I consigli dell'esperta di cybersecurity del Nyt per disinnescare le balle
Ogni democrazia occidentale in cui migliaia di persone hanno accesso a Internet e alla libertà d’espressione è vulnerabile alla disinformazione
Milano. Il disegno di legge del Partito Democratico “per contrastare la diffusione su Internet di contenuti illeciti” non è ancora stato depositato. Il dibattito è però già feroce, benché si tratti di una strada discussa altrove in Europa e intrapresa in Germania. Non è un caso che la bozza sia stata definita “alla tedesca”. La Germania, paese in cui le recenti elezioni sono sopravvissute indenni al contagio delle fake news, è un modello cui fare riferimento. Le regolamentazioni, però, da sole non bastano, spiega al Foglio la giornalista americana Sheera Frenkel che, dopo anni passati a seguire conflitti in medio oriente, è ora sul fronte di un’altra guerra, come cybersecurity correspondent del New York Times. I tedeschi “hanno sfruttato leggi già esistenti contro l’incitamento all’odio in modo da fare pressioni sui social media per rimuovere le fake news. Nel paese esiste inoltre educazione sulle false notizie: il pubblico è in grado di intercettarle e di riconoscere i media autentici”. Sia la stampa locale sia il governo, ricorda Frenkel, hanno fatto di tutto per dire ai cittadini: “Ehi, se vedete qualcosa online che vi sembra strano, qualcosa che è così folle da farvi credere che possa non essere vero, ecco: forse non è vero”. L’unico modello che può funzionare è quello in cui i cittadini hanno a disposizione media con alti standard di credibilità: “I paesi che non hanno un panorama mediatico affermato di cui il pubblico si fida finiscono più facilmente in preda alle fake news. Nelle nazioni in cui i governi non fanno uno sforzo e anzi continuano ad attaccare i media e a metterne in discussione la credibilità, le fake news circolano con maggiore intensità”.

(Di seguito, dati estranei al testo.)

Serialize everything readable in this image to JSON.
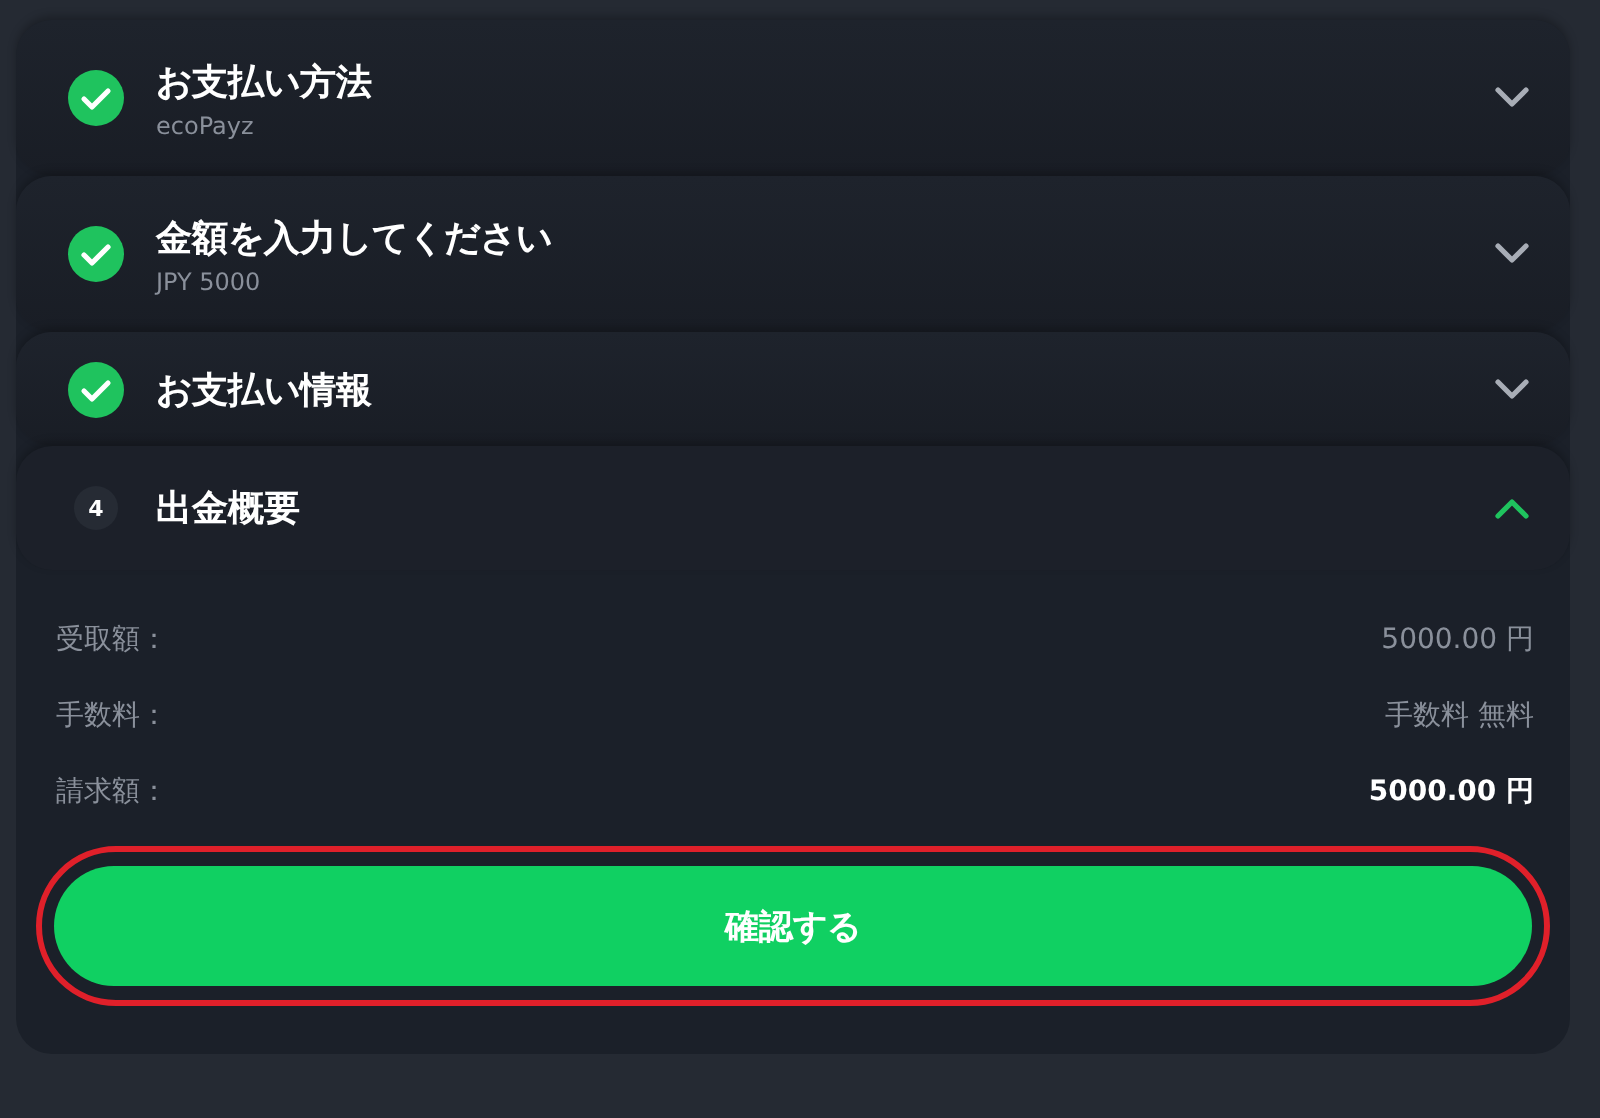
{
  "steps": [
    {
      "kind": "done",
      "title": "お支払い方法",
      "subtitle": "ecoPayz",
      "expanded": false
    },
    {
      "kind": "done",
      "title": "金額を入力してください",
      "subtitle": "JPY 5000",
      "expanded": false
    },
    {
      "kind": "done",
      "title": "お支払い情報",
      "expanded": false
    },
    {
      "kind": "number",
      "number": "4",
      "title": "出金概要",
      "expanded": true
    }
  ],
  "summary": [
    {
      "label": "受取額：",
      "value": "5000.00 円",
      "bold": false
    },
    {
      "label": "手数料：",
      "value": "手数料 無料",
      "bold": false
    },
    {
      "label": "請求額：",
      "value": "5000.00 円",
      "bold": true
    }
  ],
  "confirm_button": {
    "label": "確認する",
    "highlighted": true
  }
}
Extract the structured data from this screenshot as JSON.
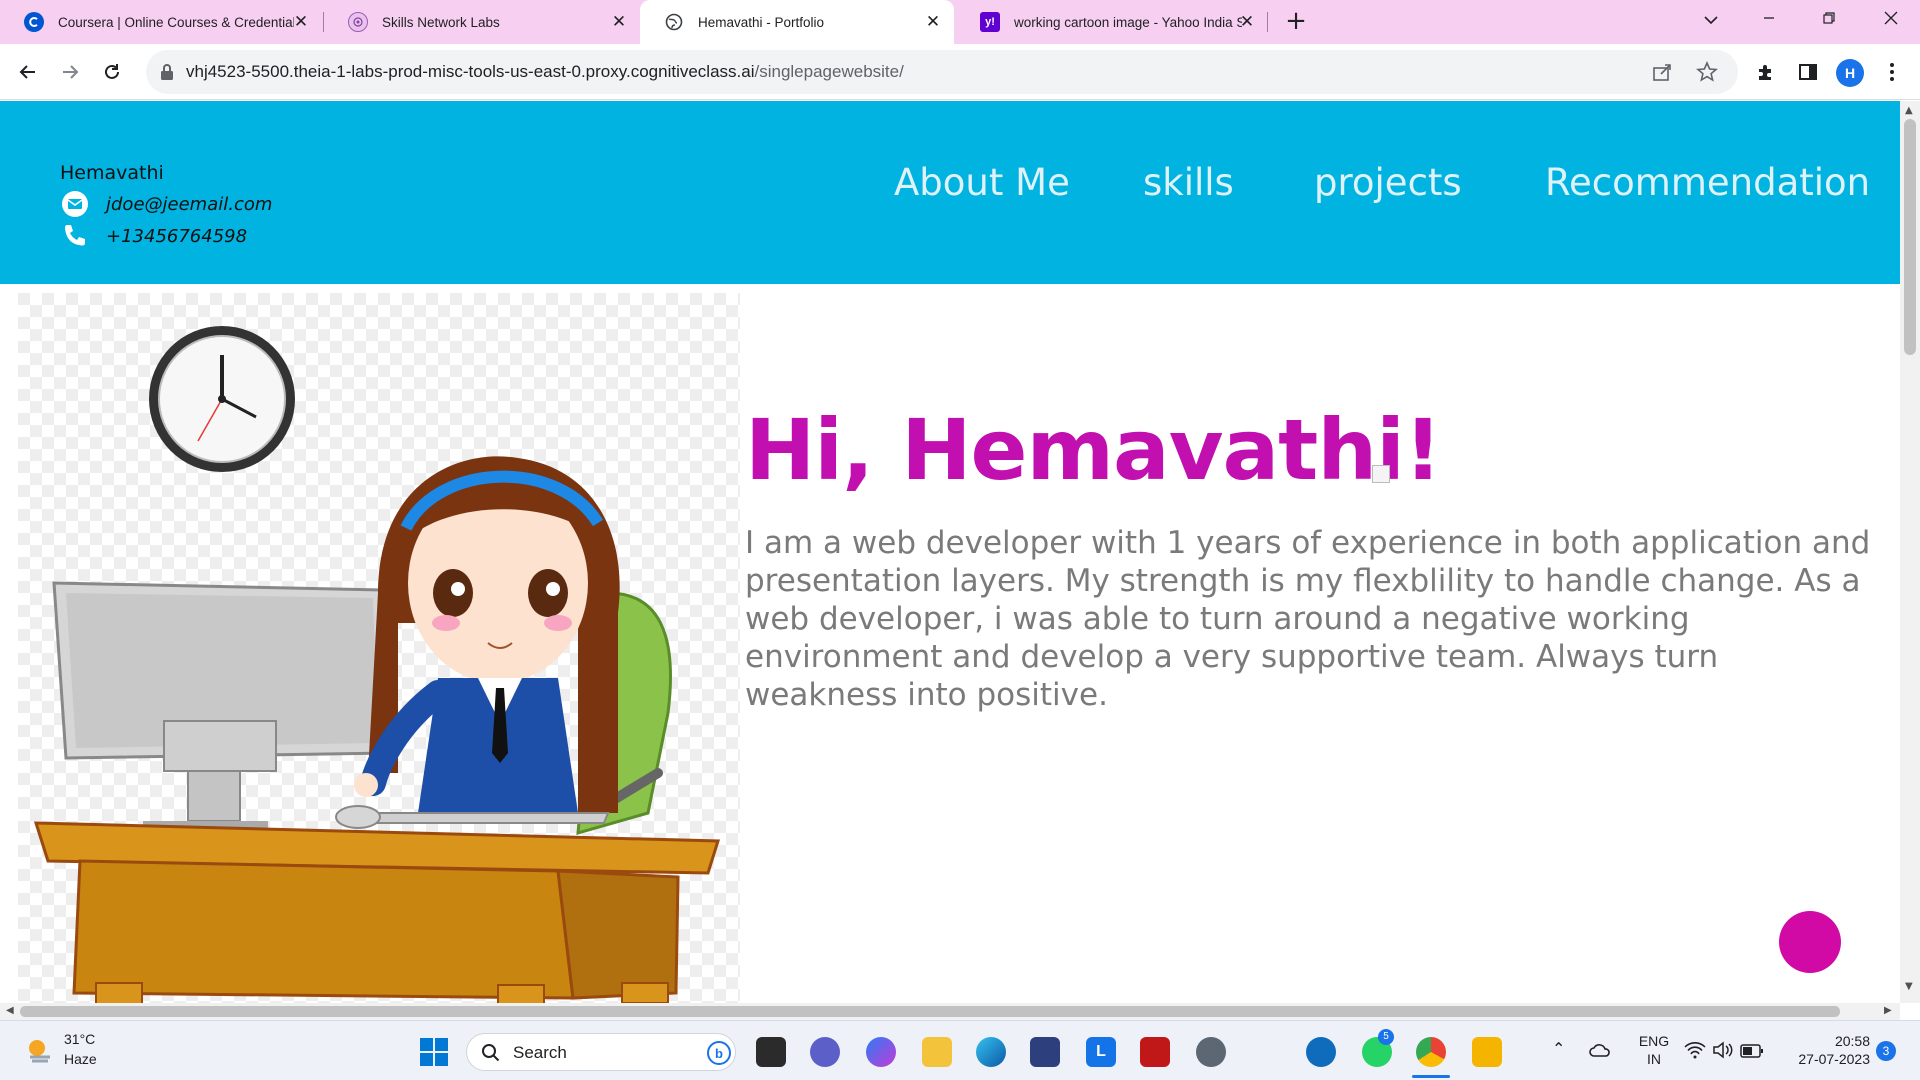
{
  "browser": {
    "tabs": [
      {
        "title": "Coursera | Online Courses & Credentials",
        "icon": "coursera-icon",
        "active": false
      },
      {
        "title": "Skills Network Labs",
        "icon": "skills-network-icon",
        "active": false
      },
      {
        "title": "Hemavathi - Portfolio",
        "icon": "globe-icon",
        "active": true
      },
      {
        "title": "working cartoon image - Yahoo India Search Results",
        "icon": "yahoo-icon",
        "active": false
      }
    ],
    "new_tab": "+",
    "url_host": "vhj4523-5500.theia-1-labs-prod-misc-tools-us-east-0.proxy.cognitiveclass.ai",
    "url_path": "/singlepagewebsite/",
    "profile_initial": "H"
  },
  "site": {
    "header": {
      "name": "Hemavathi",
      "email": "jdoe@jeemail.com",
      "phone": "+13456764598",
      "bg_color": "#00b3e0"
    },
    "nav": [
      "About Me",
      "skills",
      "projects",
      "Recommendation"
    ],
    "hero": {
      "title": "Hi, Hemavathi!",
      "title_color": "#c20faf",
      "description": "I am a web developer with 1 years of experience in both application and presentation layers. My strength is my flexblility to handle change. As a web developer, i was able to turn around a negative working environment and develop a very supportive team. Always turn weakness into positive."
    },
    "fab_color": "#d10aa6"
  },
  "taskbar": {
    "weather_temp": "31°C",
    "weather_cond": "Haze",
    "search_label": "Search",
    "lang_top": "ENG",
    "lang_bottom": "IN",
    "time": "20:58",
    "date": "27-07-2023",
    "notifications": "3",
    "whatsapp_badge": "5"
  }
}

Per capire come proliferano le fake news, Frenkel ha visitato anche diverse regioni dell’Asia. Una delle nazioni in cui le false notizie hanno fatto maggior danno è oggi al centro delle cronache per la visita di Papa Francesco. Il Pontefice è volato in Myanmar con l’esplicita richiesta del governo locale di non pronunciare la parola “Rohingya”, minoranza musulmana perseguitata. In Myanmar, spiega Frenkel, “molta disinformazione è scaturita dall’ignoranza: le persone hanno letto storie sui musulmani su piattaforme come Facebook senza avere una fonte di informazione di cui si fidavano che mostrasse loro le falsità. Hanno creduto a ogni sorta di racconto ingannevole, che ha portato alla crescita dell’islamofobia”.
Non è necessario andare fino al Myanmar o in nazioni in cui lo stato di diritto è ancora imperfetto. Ogni democrazia occidentale in cui migliaia di persone hanno accesso a Internet e alla libertà d’espressione è vulnerabile alla disinformazione. Accade con la questione dei vaccini negli Stati Uniti prima ancora che in Italia. “Molti credono che i vaccini siano causa di malattie mentali, basandosi su studi di decenni fa, mai provati. Ora, la comunità scientifica dice che non è vero, che i vaccini sono importanti, ma c’è chi posta articoli che sembrano veri, li condivide su gruppi Facebook che ospitano altre teorie del complotto – persone che credono agli alieni, o che la terra è piatta – e raggiungono un gruppo di persone già inclini a credere alle cospirazioni. Se credo a un complotto posso facilmente seguirne un altro. Così sembra che questi utenti abbiano milioni di follower”.
Educare allo scetticismo resta il miglior antidoto alle balle. E ad applicarlo, è il consiglio della reporter del New York Times, dovrebbero essere per primi i giornalisti. “Controlla ogni cosa. Sei un giornalista, se tuitti qualcosa, le persone penseranno che quel che dici ha un valore. Se tuitti un articolo leggilo, cerca di capire se quel che dice è vero sulla base della tua competenza. Sii sicuro, e solo allora decidi se condividerlo online: viviamo in un momento in cui tante persone condividono qualsiasi informazione non verificata, che potrebbe anche essere inventata. Cerchiamo almeno d’essere certi di non contribuire a questo circolo vizioso”.